O défice orçamental atingiu os 5,9% nos primeiros três trimestres do ano, uma redução de 0,2 pontos percentuais quando comparado com o défice registado no final de setembro de 2012, anunciou hoje o INE.

Nas Contas Nacionais Trimestrais por Setor Institucional hoje publicadas, o INE indica que o défice em contabilidade nacional, a que conta para Bruxelas no apuramento do défice anual, atingiu os 7.165,6 milhões de euros no final dos três primeiros trimestres deste ano, menos 396 milhões de euros que o que registava nos primeiros três meses de 2012, altura em que o défice se fixava nos 6,1% do Produto Interno Bruto (PIB).

De registar que nas receitas com impostos sobre o rendimento e património o aumento é de mais de 2,4 mil milhões de euros, o que corresponde a um crescimento de 21,7% face aos três primeiros três trimestres do ano passado.

No entanto, as despesas totais das administrações públicas sofreram um agravamento de 3,5%, com especial destaque para os gastos com prestações sociais.
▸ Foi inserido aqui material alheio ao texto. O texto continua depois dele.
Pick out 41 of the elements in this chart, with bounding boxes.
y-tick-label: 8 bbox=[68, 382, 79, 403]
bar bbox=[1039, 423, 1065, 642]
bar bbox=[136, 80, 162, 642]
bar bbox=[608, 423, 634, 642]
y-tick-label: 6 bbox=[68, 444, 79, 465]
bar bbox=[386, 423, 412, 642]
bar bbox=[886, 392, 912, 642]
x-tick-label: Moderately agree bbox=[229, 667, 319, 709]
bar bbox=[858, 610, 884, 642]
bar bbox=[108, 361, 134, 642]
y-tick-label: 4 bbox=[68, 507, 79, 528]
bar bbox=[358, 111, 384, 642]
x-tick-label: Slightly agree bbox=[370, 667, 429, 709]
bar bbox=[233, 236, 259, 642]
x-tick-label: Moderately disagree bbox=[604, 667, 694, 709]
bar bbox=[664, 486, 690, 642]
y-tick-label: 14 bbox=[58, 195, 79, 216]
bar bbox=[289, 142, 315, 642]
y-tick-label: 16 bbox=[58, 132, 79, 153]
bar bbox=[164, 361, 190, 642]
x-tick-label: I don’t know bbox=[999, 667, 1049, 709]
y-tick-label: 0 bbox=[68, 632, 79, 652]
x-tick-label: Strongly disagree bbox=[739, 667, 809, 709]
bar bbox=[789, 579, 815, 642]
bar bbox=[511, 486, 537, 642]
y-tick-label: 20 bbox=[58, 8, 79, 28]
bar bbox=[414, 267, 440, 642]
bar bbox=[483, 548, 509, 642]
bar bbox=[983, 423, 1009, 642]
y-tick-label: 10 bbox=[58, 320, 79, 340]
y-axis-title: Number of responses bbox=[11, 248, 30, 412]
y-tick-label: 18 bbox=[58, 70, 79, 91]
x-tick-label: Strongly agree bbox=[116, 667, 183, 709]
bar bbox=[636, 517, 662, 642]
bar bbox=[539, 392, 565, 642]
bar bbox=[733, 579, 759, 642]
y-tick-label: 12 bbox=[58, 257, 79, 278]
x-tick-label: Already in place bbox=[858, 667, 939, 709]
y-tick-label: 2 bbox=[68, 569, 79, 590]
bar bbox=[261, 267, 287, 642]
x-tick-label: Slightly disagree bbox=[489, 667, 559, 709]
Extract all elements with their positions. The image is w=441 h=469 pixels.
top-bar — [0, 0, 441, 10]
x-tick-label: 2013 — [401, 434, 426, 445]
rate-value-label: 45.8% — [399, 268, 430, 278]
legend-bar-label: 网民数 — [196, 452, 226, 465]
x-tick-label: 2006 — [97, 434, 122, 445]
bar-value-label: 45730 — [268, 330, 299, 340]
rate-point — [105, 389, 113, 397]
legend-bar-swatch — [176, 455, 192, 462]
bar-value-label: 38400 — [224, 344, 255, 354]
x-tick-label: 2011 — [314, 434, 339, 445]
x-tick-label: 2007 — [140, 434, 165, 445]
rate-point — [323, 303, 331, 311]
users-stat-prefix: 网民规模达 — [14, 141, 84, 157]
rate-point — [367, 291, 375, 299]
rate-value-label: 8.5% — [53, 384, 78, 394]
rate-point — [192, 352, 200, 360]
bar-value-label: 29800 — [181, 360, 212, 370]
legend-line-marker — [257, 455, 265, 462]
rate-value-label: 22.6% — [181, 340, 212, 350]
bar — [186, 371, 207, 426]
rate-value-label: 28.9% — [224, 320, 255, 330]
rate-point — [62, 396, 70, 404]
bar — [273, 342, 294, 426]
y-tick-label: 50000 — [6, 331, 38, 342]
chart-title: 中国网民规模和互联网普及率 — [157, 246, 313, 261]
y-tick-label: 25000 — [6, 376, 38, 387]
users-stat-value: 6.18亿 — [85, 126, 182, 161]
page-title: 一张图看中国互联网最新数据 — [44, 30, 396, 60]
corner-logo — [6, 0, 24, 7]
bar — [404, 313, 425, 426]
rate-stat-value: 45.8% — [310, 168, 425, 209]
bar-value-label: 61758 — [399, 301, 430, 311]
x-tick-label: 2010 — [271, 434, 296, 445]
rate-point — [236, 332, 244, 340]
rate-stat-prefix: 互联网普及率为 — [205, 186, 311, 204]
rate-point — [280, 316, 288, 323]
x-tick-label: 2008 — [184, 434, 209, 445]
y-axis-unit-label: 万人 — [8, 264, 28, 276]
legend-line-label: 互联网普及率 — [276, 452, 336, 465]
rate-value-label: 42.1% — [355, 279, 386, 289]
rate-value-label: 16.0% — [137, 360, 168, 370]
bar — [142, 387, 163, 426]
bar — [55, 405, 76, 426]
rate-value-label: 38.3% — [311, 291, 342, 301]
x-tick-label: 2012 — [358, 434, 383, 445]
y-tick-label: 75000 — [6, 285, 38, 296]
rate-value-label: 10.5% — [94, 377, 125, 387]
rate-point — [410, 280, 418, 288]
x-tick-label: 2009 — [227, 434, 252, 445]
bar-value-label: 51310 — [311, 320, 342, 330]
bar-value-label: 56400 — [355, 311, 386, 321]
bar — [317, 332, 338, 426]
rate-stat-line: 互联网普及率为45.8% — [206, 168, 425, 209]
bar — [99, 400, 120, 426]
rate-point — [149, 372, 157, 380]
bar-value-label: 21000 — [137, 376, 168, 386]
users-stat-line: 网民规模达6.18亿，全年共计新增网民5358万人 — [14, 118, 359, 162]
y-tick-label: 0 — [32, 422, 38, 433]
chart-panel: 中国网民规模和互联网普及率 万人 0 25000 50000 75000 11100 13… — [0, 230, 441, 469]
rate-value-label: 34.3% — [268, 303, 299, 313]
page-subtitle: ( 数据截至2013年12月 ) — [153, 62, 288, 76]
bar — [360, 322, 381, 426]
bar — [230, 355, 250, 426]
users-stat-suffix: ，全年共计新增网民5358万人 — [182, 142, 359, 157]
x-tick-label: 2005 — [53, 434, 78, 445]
Só nos três primeiros trimestres do ano, as administrações públicas viram-se obrigadas a gastar mais 1.234,2 milhões de euros em prestações sociais do que haviam gasto entre janeiro e setembro de 2012, um aumento de 4,6%.

As despesas com pessoal também cresceram, mas um nível inferior, aumentando 378,2 milhões de euros neste período, correspondente a um crescimento de 3,1%.

O INE faz ainda contas a 12 meses, para dizer que no ano terminado no final do terceiro trimestre deste ano o défice estaria nos 6,3% do PIB, o que representa um aumento de 0,2 pontos percentuais face ao défice registado nos 12 meses terminados no segundo trimestre deste ano.

Este aumento deve-se a um crescimento mais acentuado da despesa que o encaixado com o aumento da receita que, ainda assim, registou um aumento em toda a linha, em especial na receita com impostos sobre o rendimento (caso do IRS) e sobre o património, que neste período cresceram 4,8%.

A despesa aumentou também em todas as suas componentes, até no investimento, no qual se viu a Formação Bruta de Capital Fixo aumentar 3,5%, influenciado sobretudo pela Administração Regional e pela Administração local.